At its September meeting, the US Federal Reserve left its policy rates unchanged, with the main one between 5.25% and 5.5%.
At 3.7% in August, US inflation fell sharply against the more than 9% reached in 2022 and remains below interest rates on the entire yield curve in the United States. Interest rates are, therefore, favourable in real terms, allowing the Fed to take this pause while waiting to see more clearly the impact of the rate increases already agreed on on economic indicators.
But at the same time, the Fed reports that the soft landing of the economy is at hand. It foresees an economy that will finally be better than expected in 2023 and 2024 and reviews the growth forecasts for these two years, but also the figures for the job market, which will remain buoyant.
So, the American economy will do well, forcing the Fed to adjust its monetary policy forecasts.
First, by pointing out that a further increase in key interest rates is expected in 2023 since most participants in the monetary policy committee consider it necessary. As a result, all indications are that US policy rates will end the year higher than the current one.
Secondly, since the economy will remain dynamic in 2024 and 2025, the long-awaited decline in key interest rates will not happen anytime soon. The Fed expects policy rates of around 5% in 2024 and 4% in 2025. They will remain high for a long time, a sign of a somewhat restrictive policy and a relatively expensive credit, which will not likely please investors.

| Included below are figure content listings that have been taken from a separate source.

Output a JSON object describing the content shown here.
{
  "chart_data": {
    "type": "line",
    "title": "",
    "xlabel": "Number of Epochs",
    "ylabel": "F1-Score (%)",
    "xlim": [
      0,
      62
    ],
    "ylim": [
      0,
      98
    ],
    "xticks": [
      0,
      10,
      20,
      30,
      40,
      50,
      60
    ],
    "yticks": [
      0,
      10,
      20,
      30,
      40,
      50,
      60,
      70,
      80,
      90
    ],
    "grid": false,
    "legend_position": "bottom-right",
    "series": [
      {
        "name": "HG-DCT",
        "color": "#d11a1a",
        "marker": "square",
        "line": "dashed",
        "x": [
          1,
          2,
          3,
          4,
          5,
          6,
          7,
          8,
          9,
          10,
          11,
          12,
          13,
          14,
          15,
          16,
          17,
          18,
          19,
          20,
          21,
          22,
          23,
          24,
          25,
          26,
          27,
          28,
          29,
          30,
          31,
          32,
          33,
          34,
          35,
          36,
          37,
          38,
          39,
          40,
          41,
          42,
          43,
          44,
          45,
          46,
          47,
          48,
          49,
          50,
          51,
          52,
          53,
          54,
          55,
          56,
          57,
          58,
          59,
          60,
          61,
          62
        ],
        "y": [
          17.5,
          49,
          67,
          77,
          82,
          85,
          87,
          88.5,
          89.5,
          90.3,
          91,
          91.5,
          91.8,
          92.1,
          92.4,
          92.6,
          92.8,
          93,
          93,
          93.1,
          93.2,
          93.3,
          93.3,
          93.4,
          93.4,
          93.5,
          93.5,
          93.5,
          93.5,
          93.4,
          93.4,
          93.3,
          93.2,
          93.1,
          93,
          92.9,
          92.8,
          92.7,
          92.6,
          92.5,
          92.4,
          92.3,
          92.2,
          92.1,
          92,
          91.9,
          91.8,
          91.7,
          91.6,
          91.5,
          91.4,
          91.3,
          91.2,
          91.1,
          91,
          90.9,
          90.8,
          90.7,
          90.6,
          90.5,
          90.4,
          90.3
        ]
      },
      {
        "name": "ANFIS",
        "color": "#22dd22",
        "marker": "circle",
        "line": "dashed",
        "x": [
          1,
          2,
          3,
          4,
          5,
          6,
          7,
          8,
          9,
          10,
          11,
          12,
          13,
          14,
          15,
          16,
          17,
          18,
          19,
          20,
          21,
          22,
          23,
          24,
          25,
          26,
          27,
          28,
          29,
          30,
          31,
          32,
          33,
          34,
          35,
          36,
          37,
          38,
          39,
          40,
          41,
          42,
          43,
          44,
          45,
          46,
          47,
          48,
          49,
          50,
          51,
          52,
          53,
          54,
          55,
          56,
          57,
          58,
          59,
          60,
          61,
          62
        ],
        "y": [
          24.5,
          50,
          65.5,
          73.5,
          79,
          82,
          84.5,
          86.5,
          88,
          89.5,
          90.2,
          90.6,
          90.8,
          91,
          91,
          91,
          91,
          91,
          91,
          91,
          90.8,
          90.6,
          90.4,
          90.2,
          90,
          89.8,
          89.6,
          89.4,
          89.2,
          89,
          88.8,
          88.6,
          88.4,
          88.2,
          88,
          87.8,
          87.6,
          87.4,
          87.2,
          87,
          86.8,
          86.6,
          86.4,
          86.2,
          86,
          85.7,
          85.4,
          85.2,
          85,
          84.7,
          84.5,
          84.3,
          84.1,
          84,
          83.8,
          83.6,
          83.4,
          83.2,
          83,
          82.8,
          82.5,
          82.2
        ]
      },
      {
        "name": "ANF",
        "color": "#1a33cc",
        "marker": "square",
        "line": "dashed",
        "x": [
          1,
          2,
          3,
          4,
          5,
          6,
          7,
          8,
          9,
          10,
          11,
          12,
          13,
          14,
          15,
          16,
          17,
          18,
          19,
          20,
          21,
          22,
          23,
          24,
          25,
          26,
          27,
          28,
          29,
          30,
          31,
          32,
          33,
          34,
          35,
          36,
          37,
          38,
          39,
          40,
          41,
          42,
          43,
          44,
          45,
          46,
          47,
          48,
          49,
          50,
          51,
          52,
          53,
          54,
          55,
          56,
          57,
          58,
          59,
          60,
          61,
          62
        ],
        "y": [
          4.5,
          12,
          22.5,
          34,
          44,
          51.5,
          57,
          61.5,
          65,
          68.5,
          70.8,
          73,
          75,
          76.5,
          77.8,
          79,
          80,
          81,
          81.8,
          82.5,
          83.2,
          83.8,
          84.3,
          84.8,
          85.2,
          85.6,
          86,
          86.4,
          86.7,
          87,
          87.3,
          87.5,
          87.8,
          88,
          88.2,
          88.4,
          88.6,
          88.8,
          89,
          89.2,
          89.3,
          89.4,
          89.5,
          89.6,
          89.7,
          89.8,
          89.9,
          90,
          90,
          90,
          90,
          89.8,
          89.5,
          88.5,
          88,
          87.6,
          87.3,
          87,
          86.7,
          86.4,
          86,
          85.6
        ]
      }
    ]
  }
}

They are having difficulty believing that the Fed will stick to these projections and continue to bet on a faster-than-expected decline in interest rates. But despite this, equity markets have generally moved downwards while bond yields have priced in the opposite direction. This is particularly true for the shortest maturities, with the two-year bond rate rising rapidly from 5.0% to around 5.2%.

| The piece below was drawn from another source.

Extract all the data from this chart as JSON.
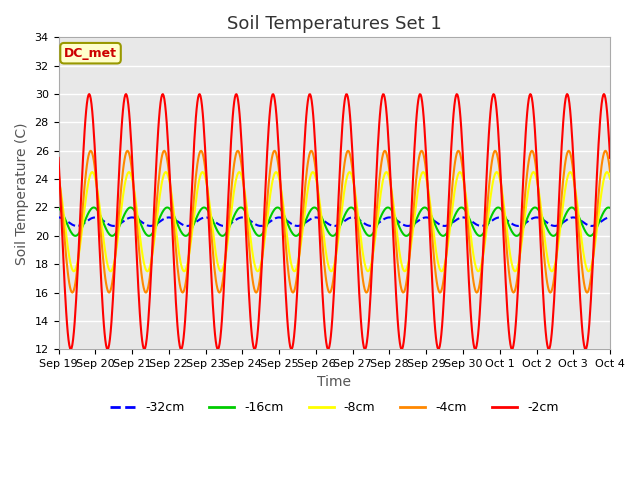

The high yields offered in the United States for a prolonged period are fraught with implications for global finance.
First, they will continue to support the greenback against all currencies that adopt less restrictive policies.

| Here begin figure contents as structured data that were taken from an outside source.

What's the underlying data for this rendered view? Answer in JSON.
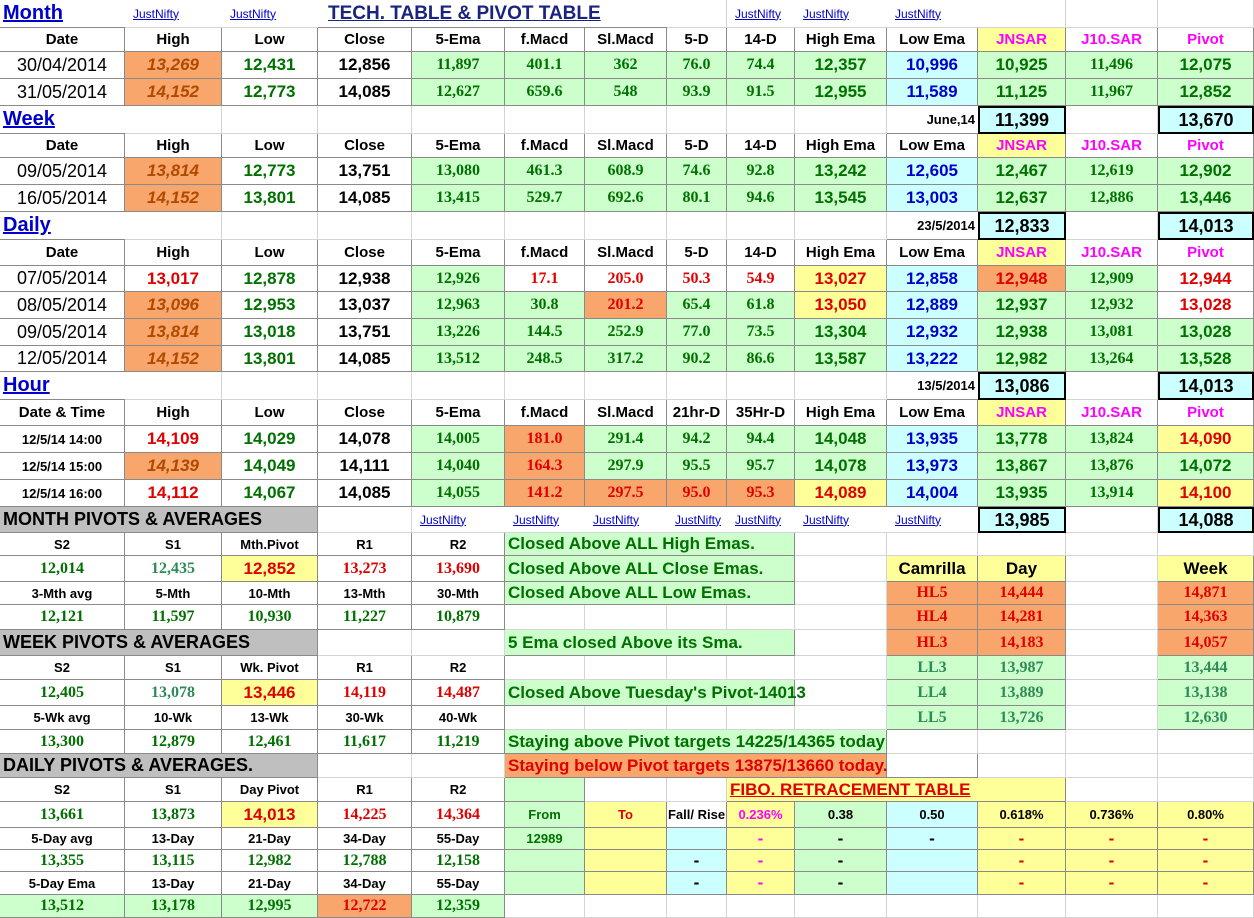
{
  "sheet": {
    "rows": [
      [
        "Month",
        "JustNifty",
        "JustNifty",
        "TECH. TABLE  &  PIVOT TABLE",
        "JustNifty",
        "JustNifty",
        "JustNifty"
      ],
      [
        "Date",
        "High",
        "Low",
        "Close",
        "5-Ema",
        "f.Macd",
        "Sl.Macd",
        "5-D",
        "14-D",
        "High Ema",
        "Low Ema",
        "JNSAR",
        "J10.SAR",
        "Pivot"
      ],
      [
        "30/04/2014",
        "13,269",
        "12,431",
        "12,856",
        "11,897",
        "401.1",
        "362",
        "76.0",
        "74.4",
        "12,357",
        "10,996",
        "10,925",
        "11,496",
        "12,075"
      ],
      [
        "31/05/2014",
        "14,152",
        "12,773",
        "14,085",
        "12,627",
        "659.6",
        "548",
        "93.9",
        "91.5",
        "12,955",
        "11,589",
        "11,125",
        "11,967",
        "12,852"
      ],
      [
        "Week",
        "June,14",
        "11,399",
        "13,670"
      ],
      [
        "Date",
        "High",
        "Low",
        "Close",
        "5-Ema",
        "f.Macd",
        "Sl.Macd",
        "5-D",
        "14-D",
        "High Ema",
        "Low Ema",
        "JNSAR",
        "J10.SAR",
        "Pivot"
      ],
      [
        "09/05/2014",
        "13,814",
        "12,773",
        "13,751",
        "13,080",
        "461.3",
        "608.9",
        "74.6",
        "92.8",
        "13,242",
        "12,605",
        "12,467",
        "12,619",
        "12,902"
      ],
      [
        "16/05/2014",
        "14,152",
        "13,801",
        "14,085",
        "13,415",
        "529.7",
        "692.6",
        "80.1",
        "94.6",
        "13,545",
        "13,003",
        "12,637",
        "12,886",
        "13,446"
      ],
      [
        "Daily",
        "23/5/2014",
        "12,833",
        "14,013"
      ],
      [
        "Date",
        "High",
        "Low",
        "Close",
        "5-Ema",
        "f.Macd",
        "Sl.Macd",
        "5-D",
        "14-D",
        "High Ema",
        "Low Ema",
        "JNSAR",
        "J10.SAR",
        "Pivot"
      ],
      [
        "07/05/2014",
        "13,017",
        "12,878",
        "12,938",
        "12,926",
        "17.1",
        "205.0",
        "50.3",
        "54.9",
        "13,027",
        "12,858",
        "12,948",
        "12,909",
        "12,944"
      ],
      [
        "08/05/2014",
        "13,096",
        "12,953",
        "13,037",
        "12,963",
        "30.8",
        "201.2",
        "65.4",
        "61.8",
        "13,050",
        "12,889",
        "12,937",
        "12,932",
        "13,028"
      ],
      [
        "09/05/2014",
        "13,814",
        "13,018",
        "13,751",
        "13,226",
        "144.5",
        "252.9",
        "77.0",
        "73.5",
        "13,304",
        "12,932",
        "12,938",
        "13,081",
        "13,028"
      ],
      [
        "12/05/2014",
        "14,152",
        "13,801",
        "14,085",
        "13,512",
        "248.5",
        "317.2",
        "90.2",
        "86.6",
        "13,587",
        "13,222",
        "12,982",
        "13,264",
        "13,528"
      ],
      [
        "Hour",
        "13/5/2014",
        "13,086",
        "14,013"
      ],
      [
        "Date & Time",
        "High",
        "Low",
        "Close",
        "5-Ema",
        "f.Macd",
        "Sl.Macd",
        "21hr-D",
        "35Hr-D",
        "High Ema",
        "Low Ema",
        "JNSAR",
        "J10.SAR",
        "Pivot"
      ],
      [
        "12/5/14 14:00",
        "14,109",
        "14,029",
        "14,078",
        "14,005",
        "181.0",
        "291.4",
        "94.2",
        "94.4",
        "14,048",
        "13,935",
        "13,778",
        "13,824",
        "14,090"
      ],
      [
        "12/5/14 15:00",
        "14,139",
        "14,049",
        "14,111",
        "14,040",
        "164.3",
        "297.9",
        "95.5",
        "95.7",
        "14,078",
        "13,973",
        "13,867",
        "13,876",
        "14,072"
      ],
      [
        "12/5/14 16:00",
        "14,112",
        "14,067",
        "14,085",
        "14,055",
        "141.2",
        "297.5",
        "95.0",
        "95.3",
        "14,089",
        "14,004",
        "13,935",
        "13,914",
        "14,100"
      ],
      [
        "MONTH PIVOTS  &  AVERAGES",
        "JustNifty",
        "JustNifty",
        "JustNifty",
        "JustNifty",
        "JustNifty",
        "JustNifty",
        "JustNifty",
        "13,985",
        "14,088"
      ],
      [
        "S2",
        "S1",
        "Mth.Pivot",
        "R1",
        "R2",
        "Closed Above ALL High Emas."
      ],
      [
        "12,014",
        "12,435",
        "12,852",
        "13,273",
        "13,690",
        "Closed Above ALL Close Emas.",
        "Camrilla",
        "Day",
        "Week"
      ],
      [
        "3-Mth avg",
        "5-Mth",
        "10-Mth",
        "13-Mth",
        "30-Mth",
        "Closed Above ALL Low Emas.",
        "HL5",
        "14,444",
        "14,871"
      ],
      [
        "12,121",
        "11,597",
        "10,930",
        "11,227",
        "10,879",
        "HL4",
        "14,281",
        "14,363"
      ],
      [
        "WEEK PIVOTS  &  AVERAGES",
        "5 Ema closed Above its Sma.",
        "HL3",
        "14,183",
        "14,057"
      ],
      [
        "S2",
        "S1",
        "Wk. Pivot",
        "R1",
        "R2",
        "LL3",
        "13,987",
        "13,444"
      ],
      [
        "12,405",
        "13,078",
        "13,446",
        "14,119",
        "14,487",
        "Closed Above Tuesday's Pivot-14013",
        "LL4",
        "13,889",
        "13,138"
      ],
      [
        "5-Wk avg",
        "10-Wk",
        "13-Wk",
        "30-Wk",
        "40-Wk",
        "LL5",
        "13,726",
        "12,630"
      ],
      [
        "13,300",
        "12,879",
        "12,461",
        "11,617",
        "11,219",
        "Staying above Pivot targets 14225/14365 today"
      ],
      [
        "DAILY PIVOTS  &  AVERAGES.",
        "Staying below Pivot targets 13875/13660 today."
      ],
      [
        "S2",
        "S1",
        "Day  Pivot",
        "R1",
        "R2",
        "FIBO. RETRACEMENT TABLE"
      ],
      [
        "13,661",
        "13,873",
        "14,013",
        "14,225",
        "14,364",
        "From",
        "To",
        "Fall/ Rise",
        "0.236%",
        "0.38",
        "0.50",
        "0.618%",
        "0.736%",
        "0.80%"
      ],
      [
        "5-Day avg",
        "13-Day",
        "21-Day",
        "34-Day",
        "55-Day",
        "12989",
        "-",
        "-",
        "-",
        "-",
        "-",
        "-"
      ],
      [
        "13,355",
        "13,115",
        "12,982",
        "12,788",
        "12,158",
        "-",
        "-",
        "-",
        "-",
        "-",
        "-"
      ],
      [
        "5-Day Ema",
        "13-Day",
        "21-Day",
        "34-Day",
        "55-Day",
        "-",
        "-",
        "-",
        "-",
        "-",
        "-"
      ],
      [
        "13,512",
        "13,178",
        "12,995",
        "12,722",
        "12,359"
      ]
    ]
  }
}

Then, the emerging world will have more difficulty attracting the capital it needs to finance itself and ensure its development. Beware of those whose governance will not convince investors!
The expression is that the US dollar is the currency of the United States, but the problem of the rest of the world may return often in the coming quarters.
For our part, we believe that this market has enormous potential. We continue to invest in it, both in equities and in bonds.